The danger of the EU hedge fund directive, is to enervate the hedge fund market itself.

The danger of regulation is that it can destroy the very market it is trying to regulate. Please indulge me in using a hypothetical. Imagine that you are a regulator who wishes to regulate haulage companies for the emissions of their vehicles. You use scientific data on pollution to construct an ideal quanta requirement. You then pass regulation to deal with this. You are not too bothered, sadly, that there will be some haulage companies that will go bust as they will not be able to afford the appropriate vehicles. What you are further, and in some ways more worryingly, blind to is that haulage companies have a specific range of vehicles for the needs of their customers. Further that maintenance of a specific range is directly related to their profitability, growth, and to meet rising costs such as fuel. This is only discovered years later, when it is only shown that unemployment (a more interesting thing for politicians to throw around) in the haulage industry is serious.

Now have a look at the arbitrary way the capital adequacy requirements in the hedge funds directive were formed. The very notion of regulation here is designed to militate against the products themselves. The difference between the hypothetical, above, and the hedge-fund market makes an even stronger case for non-regulation. This is that the hedge-fund market is itself a risk based market, thus profitability is entirely based on the allocation of risks itself. This must depend, as my hypothetical suggests, on the knowledge of the market agent, who is best able to assess it.
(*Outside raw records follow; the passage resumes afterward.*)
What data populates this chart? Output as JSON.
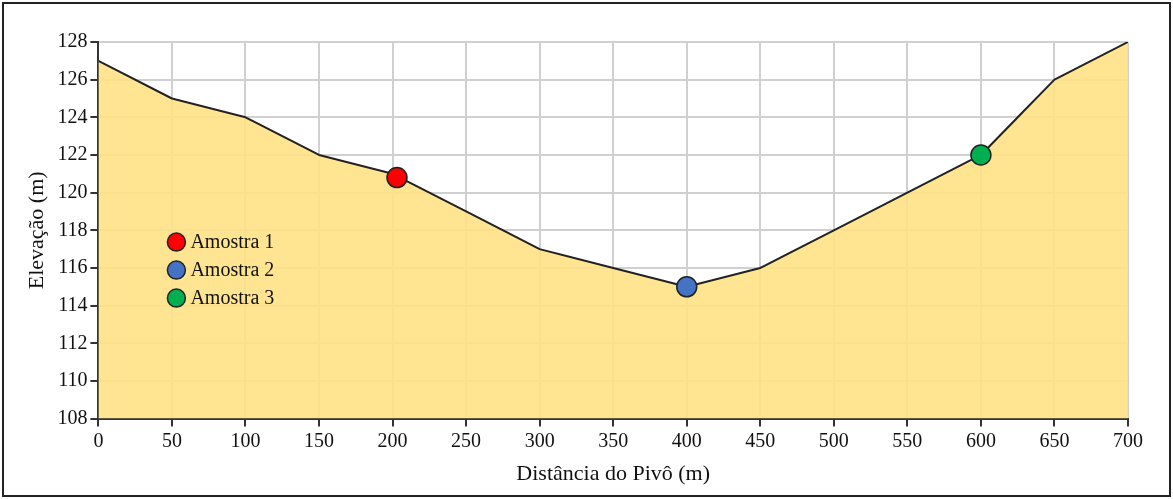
{
  "chart_data": {
    "type": "area",
    "xlabel": "Distância do Pivô (m)",
    "ylabel": "Elevação (m)",
    "x": [
      0,
      50,
      100,
      150,
      200,
      250,
      300,
      350,
      400,
      450,
      500,
      550,
      600,
      650,
      700
    ],
    "series": [
      {
        "color": "#ffe083",
        "values": [
          127,
          125,
          124,
          122,
          121,
          119,
          117,
          116,
          115,
          116,
          118,
          120,
          122,
          126,
          128
        ]
      },
      {
        "type": "scatter",
        "name": "Amostra 1",
        "color": "#ff0000",
        "marker": "circle",
        "x": [
          203
        ],
        "values": [
          120.8
        ]
      },
      {
        "type": "scatter",
        "name": "Amostra 2",
        "color": "#4472c4",
        "marker": "circle",
        "x": [
          400
        ],
        "values": [
          115
        ]
      },
      {
        "type": "scatter",
        "name": "Amostra 3",
        "color": "#00b050",
        "marker": "circle",
        "x": [
          600
        ],
        "values": [
          122
        ]
      }
    ],
    "xlim": [
      0,
      700
    ],
    "xticks": [
      0,
      50,
      100,
      150,
      200,
      250,
      300,
      350,
      400,
      450,
      500,
      550,
      600,
      650,
      700
    ],
    "ylim": [
      108,
      128
    ],
    "yticks": [
      108,
      110,
      112,
      114,
      116,
      118,
      120,
      122,
      124,
      126,
      128
    ],
    "grid": true,
    "legend": "bottom left"
  }
}
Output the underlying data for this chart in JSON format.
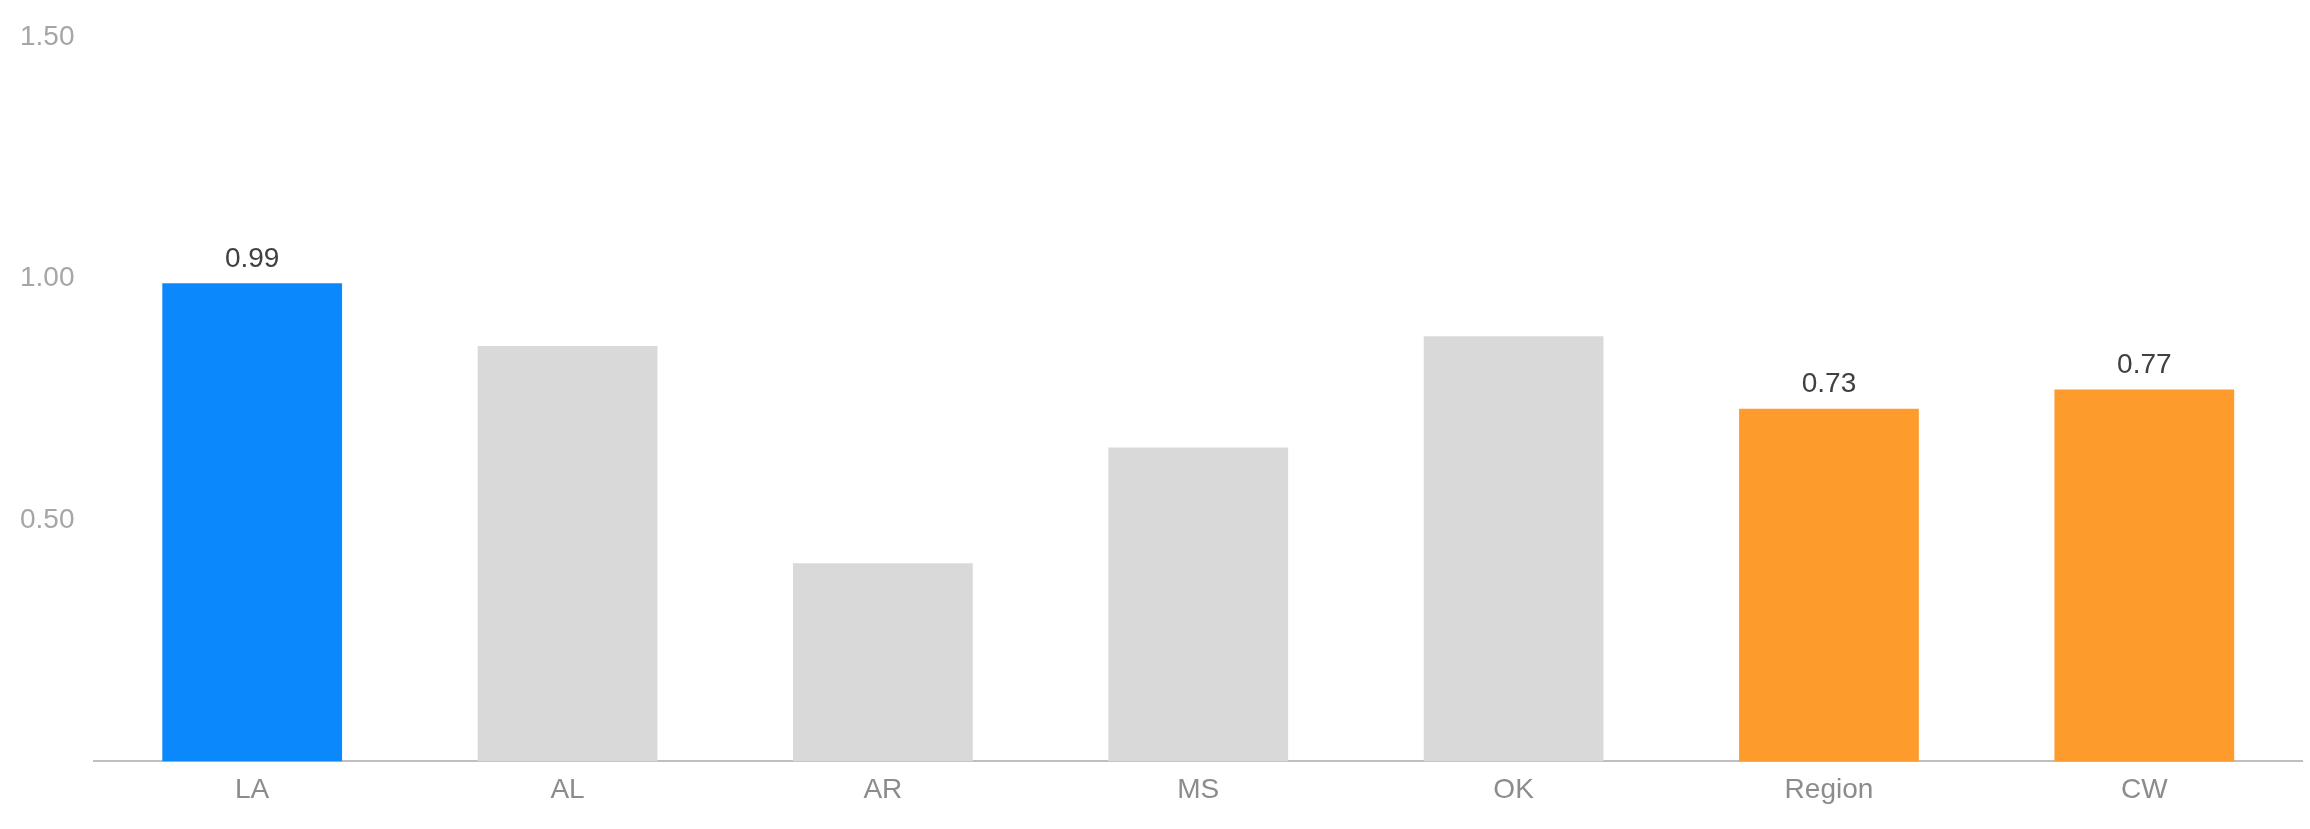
{
  "chart_data": {
    "type": "bar",
    "categories": [
      "LA",
      "AL",
      "AR",
      "MS",
      "OK",
      "Region",
      "CW"
    ],
    "values": [
      0.99,
      0.86,
      0.41,
      0.65,
      0.88,
      0.73,
      0.77
    ],
    "colors": [
      "#0a88fc",
      "#d9d9d9",
      "#d9d9d9",
      "#d9d9d9",
      "#d9d9d9",
      "#fd9b2c",
      "#fd9b2c"
    ],
    "value_labels": [
      "0.99",
      null,
      null,
      null,
      null,
      "0.73",
      "0.77"
    ],
    "ylim": [
      0,
      1.5
    ],
    "yticks": [
      {
        "value": 0.5,
        "label": "0.50"
      },
      {
        "value": 1,
        "label": "1.00"
      },
      {
        "value": 1.5,
        "label": "1.50"
      }
    ],
    "grid": false,
    "legend": false
  }
}
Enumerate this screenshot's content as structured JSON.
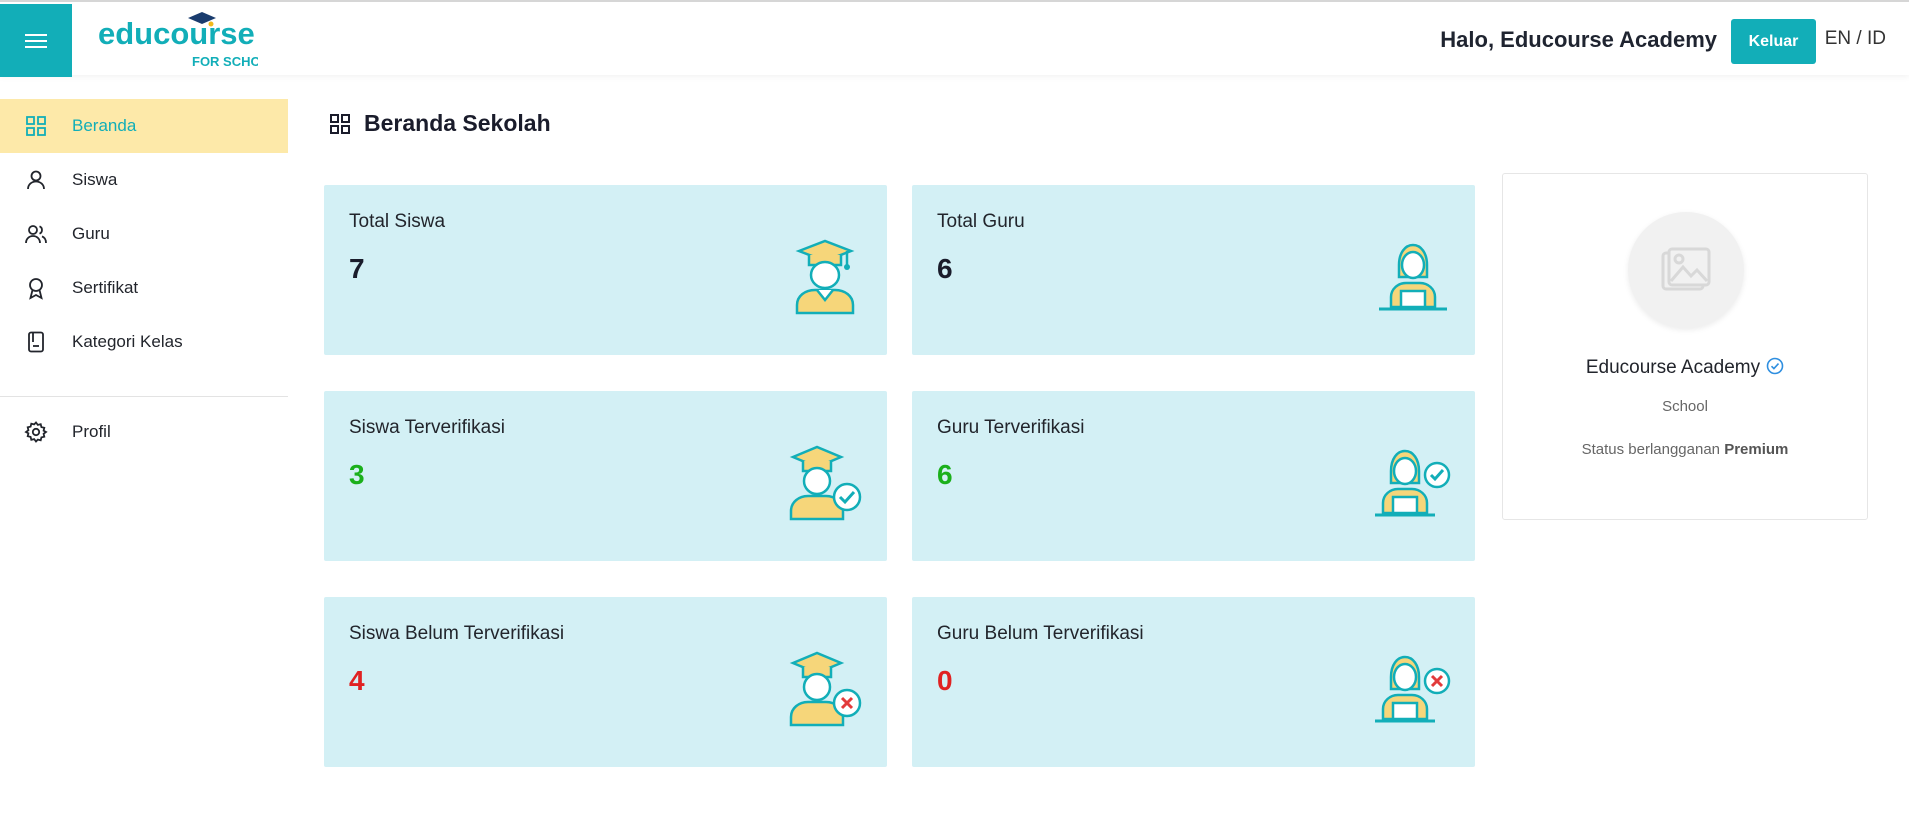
{
  "header": {
    "logo_text": "educourse",
    "logo_sub": "FOR SCHOOL",
    "greeting": "Halo, Educourse Academy",
    "logout_label": "Keluar",
    "lang_en": "EN",
    "lang_sep": " / ",
    "lang_id": "ID",
    "accent_color": "#12aeb8"
  },
  "sidebar": {
    "items": [
      {
        "label": "Beranda",
        "icon": "grid-icon",
        "active": true
      },
      {
        "label": "Siswa",
        "icon": "user-icon"
      },
      {
        "label": "Guru",
        "icon": "users-icon"
      },
      {
        "label": "Sertifikat",
        "icon": "award-icon"
      },
      {
        "label": "Kategori Kelas",
        "icon": "book-icon"
      }
    ],
    "bottom_items": [
      {
        "label": "Profil",
        "icon": "gear-icon"
      }
    ]
  },
  "main": {
    "title": "Beranda Sekolah",
    "cards": [
      {
        "label": "Total Siswa",
        "value": "7",
        "icon": "student-icon",
        "color": "#1a1c2b"
      },
      {
        "label": "Total Guru",
        "value": "6",
        "icon": "teacher-icon",
        "color": "#1a1c2b"
      },
      {
        "label": "Siswa Terverifikasi",
        "value": "3",
        "icon": "student-verified-icon",
        "color": "#1bb01b"
      },
      {
        "label": "Guru Terverifikasi",
        "value": "6",
        "icon": "teacher-verified-icon",
        "color": "#1bb01b"
      },
      {
        "label": "Siswa Belum Terverifikasi",
        "value": "4",
        "icon": "student-unverified-icon",
        "color": "#e02222"
      },
      {
        "label": "Guru Belum Terverifikasi",
        "value": "0",
        "icon": "teacher-unverified-icon",
        "color": "#e02222"
      }
    ]
  },
  "profile": {
    "name": "Educourse Academy",
    "type": "School",
    "status_prefix": "Status berlangganan",
    "status_value": "Premium"
  }
}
Thus to regulate a base line of capital adequacy does not, in itself, obviate risk as the real risk is the choice of investment, not the absence of collateral. The regulation of the collateral may only slow down transactions, thus increasing their costs, but will not eviscerate risk itself. Further, these requirements may make transactions costs so high that viable investing may no longer be on the cards. This may harm certain sectors of the economy who depend on high risk investment, and play an important role in the economy such as the provision of infrastructure. Further this regulation may not be a solution. For some it was only the off-shore banks that were largely unregulated that kept better capital adequacy requirements. Perhaps it is time to reiterate that old adage that the market knows best.